I shrank in our shroud from explosions so loud
The hilly ground shook as I ran.
Still holding fast to the string with the cat,
I cursed as I stumbled and fell,
I reached for that cat, I would throttle Peshak;
I had to get out of this Hell.
On my knees I reached out for that feline,
Intent on the murder at hand,
I cared naught for his fleas, his festering disease,
I knew I must take a stand.
As I reached for Peshak, I saw past him,
And realized with joy and surprise,
The mist and the shroud, the trembling ground
Were no more - we had crested the rise.
I stood on that hill and looked round me,
Wondering whether I should laugh or just cry.
Beside in the sun stood that old iron Noon Gun,
Peshak merely winked with one eye.
I could smell that a fire had been burning,
Perhaps a guard's warming blaze from last night?
I was sure that I heard the sounds of a bird,
Softly stirring and flexing for flight.
We turned with surprise as it faced us,
Its soft Phoenix eyes on us both.
I had heard through the years that it healed with its tears
I wondered if that was the truth.
They do, came words solemn and caring,
And it reached with its wings for the sky.
As its first flight began, o'er this war torn old land,
Golden tears softly fell from its eyes.
My heart swelled with hope as I watched it,
I looked down at Peshak by my side,
He was healed now and new, with a soft golden hue,
Smiling up at me gently with pride.
Once upon a time there was a shade tree,
And under the shade tree I sat,
Idly eating mulberries, while sipping fine teas,
And listening to tales from a cat.
Author's Note: Kabul - my one-time home where part of my heart still resides. Hope built for this ravaged country after 9/11 and Bush sent us into Afghanistan. Peshak = "cat" in farsi. The noon gun resided above the city of Kabul and was part of the traditions and sounds of that city. We had all stood on the hill at one time or another looking down over this vast city.
p.s.

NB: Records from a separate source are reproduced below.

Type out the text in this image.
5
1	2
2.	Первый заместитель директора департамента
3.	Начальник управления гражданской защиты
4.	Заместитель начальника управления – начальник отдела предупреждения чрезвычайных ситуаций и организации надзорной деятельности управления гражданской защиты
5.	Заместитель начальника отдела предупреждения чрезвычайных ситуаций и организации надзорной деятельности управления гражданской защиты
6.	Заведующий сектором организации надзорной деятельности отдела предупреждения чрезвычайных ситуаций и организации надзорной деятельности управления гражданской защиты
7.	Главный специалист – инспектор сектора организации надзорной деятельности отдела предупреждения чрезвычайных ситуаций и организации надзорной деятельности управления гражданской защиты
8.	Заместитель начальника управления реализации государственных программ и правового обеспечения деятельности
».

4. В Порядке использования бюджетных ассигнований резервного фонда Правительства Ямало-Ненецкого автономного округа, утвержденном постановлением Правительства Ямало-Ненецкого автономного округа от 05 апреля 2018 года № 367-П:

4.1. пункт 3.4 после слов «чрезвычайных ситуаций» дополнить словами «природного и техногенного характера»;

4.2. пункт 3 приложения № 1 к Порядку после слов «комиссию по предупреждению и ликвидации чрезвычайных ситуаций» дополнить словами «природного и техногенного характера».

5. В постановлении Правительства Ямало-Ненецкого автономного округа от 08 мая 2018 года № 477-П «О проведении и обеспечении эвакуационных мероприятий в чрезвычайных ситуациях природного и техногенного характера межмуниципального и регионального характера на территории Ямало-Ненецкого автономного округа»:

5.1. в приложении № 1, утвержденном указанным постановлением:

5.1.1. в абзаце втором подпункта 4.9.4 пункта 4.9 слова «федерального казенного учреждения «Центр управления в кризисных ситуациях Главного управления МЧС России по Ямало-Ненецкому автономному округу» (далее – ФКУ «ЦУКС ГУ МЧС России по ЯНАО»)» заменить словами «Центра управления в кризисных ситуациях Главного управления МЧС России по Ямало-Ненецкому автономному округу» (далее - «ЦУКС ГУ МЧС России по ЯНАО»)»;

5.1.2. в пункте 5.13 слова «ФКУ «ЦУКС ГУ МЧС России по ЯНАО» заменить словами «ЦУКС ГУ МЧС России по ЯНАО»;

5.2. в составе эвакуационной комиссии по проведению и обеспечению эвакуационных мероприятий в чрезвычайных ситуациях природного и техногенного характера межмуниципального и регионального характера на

Elizabeth Jill offered a gentle challenge for a group of us to write a poem, beginning with "Once Upon a time". This was my answer to that challenge and oddly, my first poem. I blame it on her. She blames it on the cat.
Posted on 01/08/2006
Copyright © 2020 Kristina Woodhill
|Member Comments on this Poem|
|Posted by Mara Meade on 01/09/06 at 05:28 PM|
Ah... Peshak-jan and the mulberry tree... what a wonderful flight of not just fancy but... Truth!

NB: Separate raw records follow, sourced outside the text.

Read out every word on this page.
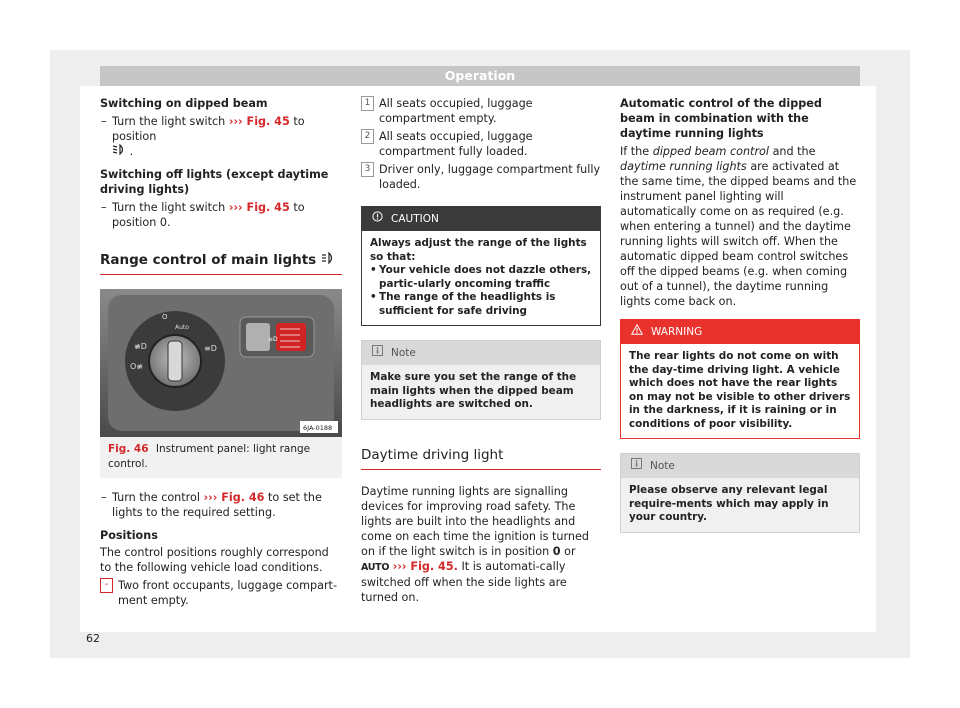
Operation

Switching on dipped beam

– Turn the light switch ››› Fig. 45 to position
.

Switching off lights (except daytime driving lights)

– Turn the light switch ››› Fig. 45 to position 0.
Range control of main lights
O
Auto
≢D
O≢
≡D
≡D
6JA-0188
Fig. 46 Instrument panel: light range control.
– Turn the control ››› Fig. 46 to set the lights to the required setting.

Positions

The control positions roughly correspond to the following vehicle load conditions.

- Two front occupants, luggage compart-ment empty.
1 All seats occupied, luggage compartment empty.
2 All seats occupied, luggage compartment fully loaded.
3 Driver only, luggage compartment fully loaded.
CAUTION
Always adjust the range of the lights so that:
• Your vehicle does not dazzle others, partic-ularly oncoming traffic
• The range of the headlights is sufficient for safe driving
Note
Make sure you set the range of the main lights when the dipped beam headlights are switched on.
Daytime driving light

Daytime running lights are signalling devices for improving road safety. The lights are built into the headlights and come on each time the ignition is turned on if the light switch is in position 0 or AUTO ››› Fig. 45. It is automati-cally switched off when the side lights are turned on.

Automatic control of the dipped beam in combination with the daytime running lights

If the dipped beam control and the daytime running lights are activated at the same time, the dipped beams and the instrument panel lighting will automatically come on as required (e.g. when entering a tunnel) and the daytime running lights will switch off. When the automatic dipped beam control switches off the dipped beams (e.g. when coming out of a tunnel), the daytime running lights come back on.

WARNING
The rear lights do not come on with the day-time driving light. A vehicle which does not have the rear lights on may not be visible to other drivers in the darkness, if it is raining or in conditions of poor visibility.
Note
Please observe any relevant legal require-ments which may apply in your country.
62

|Posted by Kathleen Wilson on 12/07/06 at 06:03 AM|
I am happy to be lead by you and the cat into your Afganistan library once again. A fascinating construction so beautifully drawn througgh the string on the tail (tale?) of a cat. It definitely glows with first-hand experience and atmosphere, which gives it both power and charm. The cat's story to you is fully developed and with cat-like personality and pride. Wonderful that you did this.
|Posted by Anne Engelen on 08/21/07 at 10:22 PM|
great flow, totaly captured from line one i loved this trip. you tell this tale so well, very entertaining.

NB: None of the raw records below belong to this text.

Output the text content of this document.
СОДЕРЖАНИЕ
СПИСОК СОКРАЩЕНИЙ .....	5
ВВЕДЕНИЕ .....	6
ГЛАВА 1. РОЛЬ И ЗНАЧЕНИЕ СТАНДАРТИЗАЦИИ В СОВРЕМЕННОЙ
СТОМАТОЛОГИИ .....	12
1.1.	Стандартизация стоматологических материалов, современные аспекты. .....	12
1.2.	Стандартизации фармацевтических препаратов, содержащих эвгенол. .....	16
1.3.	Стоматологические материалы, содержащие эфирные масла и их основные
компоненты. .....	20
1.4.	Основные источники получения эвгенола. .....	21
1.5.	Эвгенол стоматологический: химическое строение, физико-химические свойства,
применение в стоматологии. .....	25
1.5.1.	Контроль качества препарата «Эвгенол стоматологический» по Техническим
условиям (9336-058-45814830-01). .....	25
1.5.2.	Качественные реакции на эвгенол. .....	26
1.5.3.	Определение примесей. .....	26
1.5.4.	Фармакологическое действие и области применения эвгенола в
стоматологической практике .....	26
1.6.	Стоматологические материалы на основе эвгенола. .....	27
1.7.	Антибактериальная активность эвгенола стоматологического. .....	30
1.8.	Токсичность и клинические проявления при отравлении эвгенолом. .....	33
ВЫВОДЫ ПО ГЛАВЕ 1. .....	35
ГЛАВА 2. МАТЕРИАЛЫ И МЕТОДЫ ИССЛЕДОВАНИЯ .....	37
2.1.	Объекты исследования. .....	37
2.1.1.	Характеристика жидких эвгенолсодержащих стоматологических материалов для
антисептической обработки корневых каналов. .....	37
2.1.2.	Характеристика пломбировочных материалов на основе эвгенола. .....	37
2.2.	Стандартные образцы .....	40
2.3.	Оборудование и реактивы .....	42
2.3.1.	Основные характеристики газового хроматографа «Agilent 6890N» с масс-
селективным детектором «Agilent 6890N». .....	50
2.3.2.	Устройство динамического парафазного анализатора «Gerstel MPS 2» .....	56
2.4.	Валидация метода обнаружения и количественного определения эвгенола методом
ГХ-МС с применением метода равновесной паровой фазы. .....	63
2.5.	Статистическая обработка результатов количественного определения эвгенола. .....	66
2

|Posted by Jo Halliday on 08/29/09 at 12:33 PM|
Wonderful writing! Truly evocative.
|Posted by Laura Doom on 12/16/09 at 04:35 PM|
now, unofficially, part of my (re)education
|Posted by Carolyn Coville on 02/14/10 at 06:37 AM|
I can't even think of anything intelligent to say after reading such profound work, except "thank you" for sharing this lil part of your heart with us!
|Posted by Dan Linn on 11/02/11 at 09:14 AM|
This is story for the ages. A view into the stuff of myth that tells the story of civilization. I flew beyond time to timeless history hanging on to the tail of an honest domestic spirit.
|Posted by A. Paige White on 02/02/13 at 12:00 AM|
I too admire and name kitties that wander into my life(Renga,Cinquain,Midnight Mascot) in some of my poems. This is wonderful!
|Posted by W. Mahlon Purdin on 04/29/13 at 12:19 AM|
A wonderful poem, Kristina. So glad I found it.